The bad news is that so far, there are not firewalls  no antivirus, no security industry developed to help us secure our GPS'.  It is also bad news that GPS hacking is still in its infancy, and that much more sophisticated ways of GPS hacking are yet to be invented.

From the beginning, the military encrypted portions of the GPS signal.  The encrypted part hid the least significant digits in the lat/lon data that allows US missiles and bombs to find targets with one meter accuracy.   The less accurate parts of GPS were deliberately left unencrypted so as to be friendly to civilian industry.  If they made the public portions of GPS secure from the start, early GPS units would have been much more expensive, and many of today's GPS applications might never have gotten off the ground.

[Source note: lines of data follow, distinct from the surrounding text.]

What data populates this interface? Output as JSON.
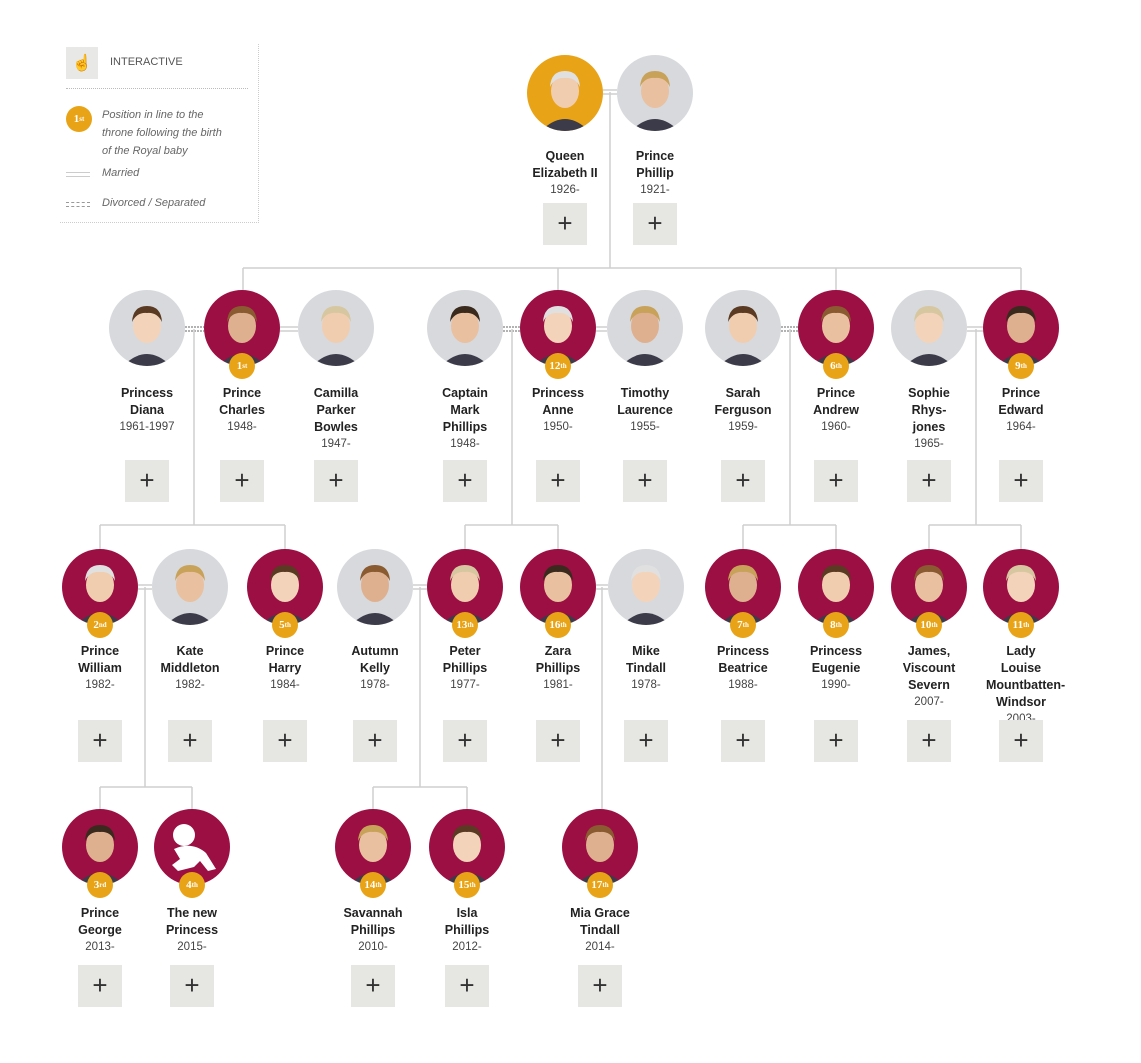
{
  "legend": {
    "interactive_label": "INTERACTIVE",
    "interactive_icon": "hand-pointer-icon",
    "badge": {
      "n": "1",
      "suf": "st"
    },
    "position_text": "Position in line to the throne following the birth of the Royal baby",
    "married_label": "Married",
    "divorced_label": "Divorced / Separated"
  },
  "colors": {
    "royal": "#9b0f42",
    "spouse": "#d7d9dc",
    "monarch": "#e8a317",
    "badge": "#e8a317",
    "button": "#e6e6e3"
  },
  "expand_button_label": "+",
  "people": [
    {
      "name": "Queen Elizabeth II",
      "years": "1926-",
      "type": "monarch"
    },
    {
      "name": "Prince Phillip",
      "years": "1921-",
      "type": "spouse"
    },
    {
      "name": "Princess Diana",
      "years": "1961-1997",
      "type": "spouse"
    },
    {
      "name": "Prince Charles",
      "years": "1948-",
      "type": "royal",
      "rank": {
        "n": "1",
        "suf": "st"
      }
    },
    {
      "name": "Camilla Parker Bowles",
      "years": "1947-",
      "type": "spouse"
    },
    {
      "name": "Captain Mark Phillips",
      "years": "1948-",
      "type": "spouse"
    },
    {
      "name": "Princess Anne",
      "years": "1950-",
      "type": "royal",
      "rank": {
        "n": "12",
        "suf": "th"
      }
    },
    {
      "name": "Timothy Laurence",
      "years": "1955-",
      "type": "spouse"
    },
    {
      "name": "Sarah Ferguson",
      "years": "1959-",
      "type": "spouse"
    },
    {
      "name": "Prince Andrew",
      "years": "1960-",
      "type": "royal",
      "rank": {
        "n": "6",
        "suf": "th"
      }
    },
    {
      "name": "Sophie Rhys-jones",
      "years": "1965-",
      "type": "spouse"
    },
    {
      "name": "Prince Edward",
      "years": "1964-",
      "type": "royal",
      "rank": {
        "n": "9",
        "suf": "th"
      }
    },
    {
      "name": "Prince William",
      "years": "1982-",
      "type": "royal",
      "rank": {
        "n": "2",
        "suf": "nd"
      }
    },
    {
      "name": "Kate Middleton",
      "years": "1982-",
      "type": "spouse"
    },
    {
      "name": "Prince Harry",
      "years": "1984-",
      "type": "royal",
      "rank": {
        "n": "5",
        "suf": "th"
      }
    },
    {
      "name": "Autumn Kelly",
      "years": "1978-",
      "type": "spouse"
    },
    {
      "name": "Peter Phillips",
      "years": "1977-",
      "type": "royal",
      "rank": {
        "n": "13",
        "suf": "th"
      }
    },
    {
      "name": "Zara Phillips",
      "years": "1981-",
      "type": "royal",
      "rank": {
        "n": "16",
        "suf": "th"
      }
    },
    {
      "name": "Mike Tindall",
      "years": "1978-",
      "type": "spouse"
    },
    {
      "name": "Princess Beatrice",
      "years": "1988-",
      "type": "royal",
      "rank": {
        "n": "7",
        "suf": "th"
      }
    },
    {
      "name": "Princess Eugenie",
      "years": "1990-",
      "type": "royal",
      "rank": {
        "n": "8",
        "suf": "th"
      }
    },
    {
      "name": "James, Viscount Severn",
      "years": "2007-",
      "type": "royal",
      "rank": {
        "n": "10",
        "suf": "th"
      }
    },
    {
      "name": "Lady Louise Mountbatten-Windsor",
      "years": "2003-",
      "type": "royal",
      "rank": {
        "n": "11",
        "suf": "th"
      }
    },
    {
      "name": "Prince George",
      "years": "2013-",
      "type": "royal",
      "rank": {
        "n": "3",
        "suf": "rd"
      }
    },
    {
      "name": "The new Princess",
      "years": "2015-",
      "type": "royal",
      "rank": {
        "n": "4",
        "suf": "th"
      },
      "silhouette": "baby-icon"
    },
    {
      "name": "Savannah Phillips",
      "years": "2010-",
      "type": "royal",
      "rank": {
        "n": "14",
        "suf": "th"
      }
    },
    {
      "name": "Isla Phillips",
      "years": "2012-",
      "type": "royal",
      "rank": {
        "n": "15",
        "suf": "th"
      }
    },
    {
      "name": "Mia Grace Tindall",
      "years": "2014-",
      "type": "royal",
      "rank": {
        "n": "17",
        "suf": "th"
      }
    }
  ]
}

So, what does it mean to us ordinary boaters, phone owners, car drivers?  Be prepared for repeated expensive replacements/upgrades to your GPS equipment in years to come.  Virtually all the civilian GPS gadgets we own today are not set up to install software updates.  It is only reasonable to expect that the entire GPS system, satellites and receivers alike, will be junked and replaced with a brand new positioning system designed from the ground up to be secure.  Even with infinite money, that can't happen overnight, so be prepared for unexpected and prolonged blackouts of GPS functions.

Personally, I'm going to start thinking about a seminar for next year's SSCA Gam, entitled  "What to do if all your GPS units suddenly die."   

I am also going to dust off my sextant and my books on celestial navigation.  I've been carrying them around on the boat for several years, but I never studied or practiced enough to become proficient at it.










1 comment:

  1. Thanks for the update,Dick. It does seem that now's the time to take a celestial navigation course and buy a sextant.